Have a mechanic assess the condition of the CTS-V’s magnetic shock absorbers. Some owners wish for longer life from these components, though suspension wear is largely a function of locale and driving style. Shocks that are leaking or a loud banging sound and excessively rough ride over bumps are signs that attention is required. Given their high-tech magnetically adjustable design, many owners say the cost of replacement shocks isn’t unreasonable.

Next up, check all onboard electronics for proper operation. Anything and everything in the CTS-V that runs on electricity should be checked twice for any signs of trouble. Note any warning lights or messages in the instrument cluster, which could point to a variety of issues.

Having the vehicle inspected at a GM dealer for signs of abuse, excessive wear, and to confirm that all fluids are fresh and full is another great idea. If buying a used CTS-V without service records, budgeting for a full fluid change with factory-prescribed fluids is a fantastic idea for peace of mind.

Though not common enough to cause major concern, some owners have reported issues with trunk and liftgate releases that fail to unlatch the trunk via the key fob or emergency release. Double check to ensure the trunk opens and closes as expected. If that’s not the case, you’ll probably need a new trunk latch mechanism.

Door lock actuator issues on sedan and wagon models have also been reported, as have issues with the touch-activated door handles on the CTS-V Coupe. In any case, be sure to check, several times, for proper door handle functionality and proper operation of the locks on each door of any CTS-V you’re considering.
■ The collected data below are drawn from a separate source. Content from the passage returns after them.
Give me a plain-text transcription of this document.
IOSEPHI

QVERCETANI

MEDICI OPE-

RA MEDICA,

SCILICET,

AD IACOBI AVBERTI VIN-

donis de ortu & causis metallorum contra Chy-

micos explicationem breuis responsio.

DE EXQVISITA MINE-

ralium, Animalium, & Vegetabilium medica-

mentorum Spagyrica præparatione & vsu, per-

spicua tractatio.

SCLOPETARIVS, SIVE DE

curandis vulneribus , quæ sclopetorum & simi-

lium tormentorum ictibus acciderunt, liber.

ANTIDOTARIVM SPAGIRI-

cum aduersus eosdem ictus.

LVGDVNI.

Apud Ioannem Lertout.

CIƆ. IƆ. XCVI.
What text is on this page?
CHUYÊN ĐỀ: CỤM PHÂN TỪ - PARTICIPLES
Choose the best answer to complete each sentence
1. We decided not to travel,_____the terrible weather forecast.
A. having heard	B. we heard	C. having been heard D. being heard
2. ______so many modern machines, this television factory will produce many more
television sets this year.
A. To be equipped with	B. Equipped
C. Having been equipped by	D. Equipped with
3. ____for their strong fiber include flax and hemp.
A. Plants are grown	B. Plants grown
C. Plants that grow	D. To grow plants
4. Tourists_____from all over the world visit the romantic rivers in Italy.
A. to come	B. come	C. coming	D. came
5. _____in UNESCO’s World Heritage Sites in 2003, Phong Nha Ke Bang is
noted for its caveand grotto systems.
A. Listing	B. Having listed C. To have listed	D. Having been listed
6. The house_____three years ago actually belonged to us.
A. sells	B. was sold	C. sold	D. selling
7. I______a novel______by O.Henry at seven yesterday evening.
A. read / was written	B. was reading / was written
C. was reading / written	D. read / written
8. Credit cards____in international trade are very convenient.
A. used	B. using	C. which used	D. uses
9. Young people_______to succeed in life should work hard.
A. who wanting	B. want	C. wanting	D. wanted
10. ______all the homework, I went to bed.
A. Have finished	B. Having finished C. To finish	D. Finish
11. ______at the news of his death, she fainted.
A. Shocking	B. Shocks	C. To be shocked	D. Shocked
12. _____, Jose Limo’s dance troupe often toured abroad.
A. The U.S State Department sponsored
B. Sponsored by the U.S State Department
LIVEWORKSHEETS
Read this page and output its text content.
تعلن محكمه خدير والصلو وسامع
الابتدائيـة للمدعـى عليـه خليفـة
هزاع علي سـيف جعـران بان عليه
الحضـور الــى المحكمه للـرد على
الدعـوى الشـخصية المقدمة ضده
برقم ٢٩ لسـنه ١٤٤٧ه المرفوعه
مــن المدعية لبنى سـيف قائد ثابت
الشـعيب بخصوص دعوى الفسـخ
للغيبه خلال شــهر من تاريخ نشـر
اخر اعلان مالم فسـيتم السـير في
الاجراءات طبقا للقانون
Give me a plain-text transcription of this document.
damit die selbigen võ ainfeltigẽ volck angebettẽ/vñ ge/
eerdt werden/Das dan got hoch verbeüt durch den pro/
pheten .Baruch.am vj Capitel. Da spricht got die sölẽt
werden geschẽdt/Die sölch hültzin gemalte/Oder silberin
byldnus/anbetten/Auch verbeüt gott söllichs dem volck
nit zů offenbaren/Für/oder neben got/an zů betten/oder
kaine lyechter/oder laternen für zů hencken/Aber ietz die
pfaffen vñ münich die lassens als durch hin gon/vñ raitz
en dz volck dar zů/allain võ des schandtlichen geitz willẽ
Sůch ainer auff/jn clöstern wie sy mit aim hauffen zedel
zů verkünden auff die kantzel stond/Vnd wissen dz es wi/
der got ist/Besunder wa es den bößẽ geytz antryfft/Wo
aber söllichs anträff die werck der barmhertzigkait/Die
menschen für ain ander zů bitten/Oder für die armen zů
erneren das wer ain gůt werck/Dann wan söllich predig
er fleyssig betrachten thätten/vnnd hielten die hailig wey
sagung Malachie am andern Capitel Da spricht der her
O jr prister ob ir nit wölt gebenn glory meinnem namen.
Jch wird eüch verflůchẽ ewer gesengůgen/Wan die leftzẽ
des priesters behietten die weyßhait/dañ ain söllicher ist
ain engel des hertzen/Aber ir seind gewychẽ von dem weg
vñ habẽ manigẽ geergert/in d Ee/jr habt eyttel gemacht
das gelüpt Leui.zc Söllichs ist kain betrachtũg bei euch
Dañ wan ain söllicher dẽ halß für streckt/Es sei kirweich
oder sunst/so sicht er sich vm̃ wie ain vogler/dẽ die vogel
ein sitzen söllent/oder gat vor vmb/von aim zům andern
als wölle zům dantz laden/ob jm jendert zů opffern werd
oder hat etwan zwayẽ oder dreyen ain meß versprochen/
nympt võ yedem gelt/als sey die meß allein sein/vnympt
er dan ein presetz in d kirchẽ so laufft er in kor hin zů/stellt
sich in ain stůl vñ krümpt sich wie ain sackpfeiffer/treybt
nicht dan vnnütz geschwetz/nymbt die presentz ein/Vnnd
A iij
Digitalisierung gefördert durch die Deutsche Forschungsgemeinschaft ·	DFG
Check the interior, especially the front footwell carpeting, for signs of moisture and mildew. Many owners have complained of leaky sunroof drain tubes, which allow water to enter the car at random after heavy rain. The solution is to ‘unblock’ the tubes that allow water seeping past the sunroof glass to drain. Some owners use a compressed air line to ‘blow’ debris out of the tubes, and others run a piece of weed-whacker wire through the lines and double check that they’re clear by pouring water through afterwards. Many owners who have experienced this problem have made clearing the sunroof drain tubes part of their springtime maintenance routine.

Final notes consist mostly of the common-sense stuff when buying a used performance car. Be on the lookout for excessive wear to tires, brakes and clutch, ensuring the seller isn’t trying to pass an expensive replacement off to you. Further, for maximum peace of mind, avoid a model that’s been modified, especially in terms of engine parts, suspension, or engine management software. Though upgrades on a car like this one can be fantastic fun, they can also negatively affect durability and longevity if they’re of poor quality, or have been poorly installed.

The Verdict

Most of the likely issues in a used CTS-V will be easy to identify and fix, and many will be covered by GM warranty coverage on newer, lower-mileage units. Opting for a used model from a Certified Pre-Owned program with any additional warranty coverage available is ideal for maximum peace of mind. In any case, a healthy CTS-V should provide thrilling access to world-class motoring on the relative cheap.